Step two: the acquisition start, end, duration, AD sampling rate, etc. are set by software written on the PC. The temperature acquisition duration of the wafer generally includes the entire process.
Step three: after the setting is finished, the front-end device is placed in the processing chamber through the mechanical arm, a semiconductor process flow is started, after the processing is finished and the processing is cooled, the silicon cover is taken out, the front-end device is taken out through the mechanical arm and placed in the storage box, and the temperature information stored on the wafer is downloaded through serial communication.

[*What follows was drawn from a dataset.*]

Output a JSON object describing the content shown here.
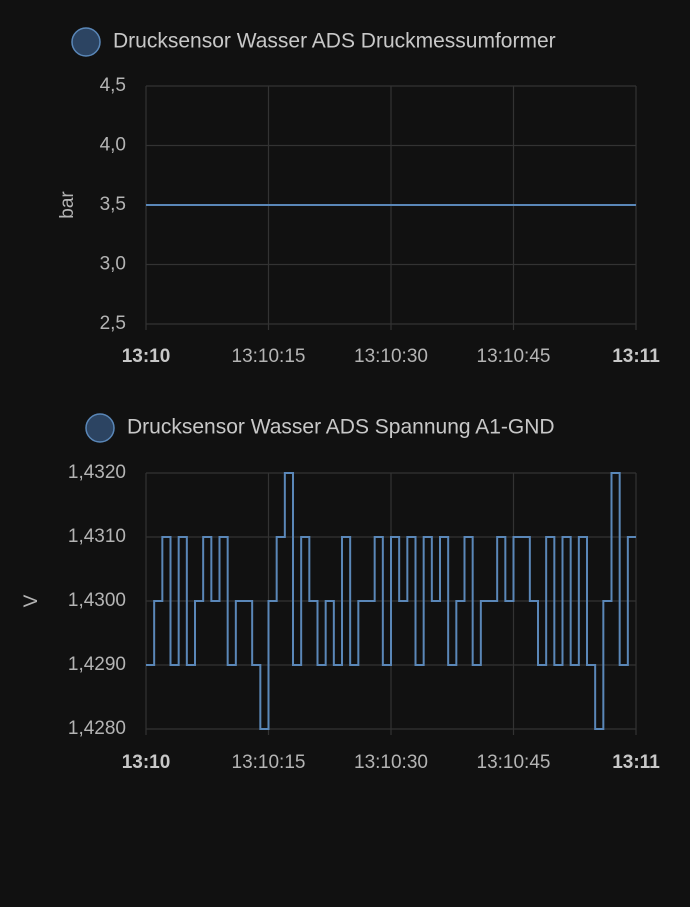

Step four: and analyzing the temperature information, and obtaining the temperature distribution of the whole wafer surface by adopting an inverse distance weight interpolation algorithm because the sensor is not distributed on the whole wafer surface.
Step five: after the temperature distribution of the whole device is obtained, the uniformity of the temperature in the wafer processing process and the deviation of the temperature in the whole process from the actual expected temperature can be analyzed. And the mismatch probability of the wafer and the etching cavity is reduced by adjusting the process conditions such as voltage, magnetic field and the like to optimize the process conditions.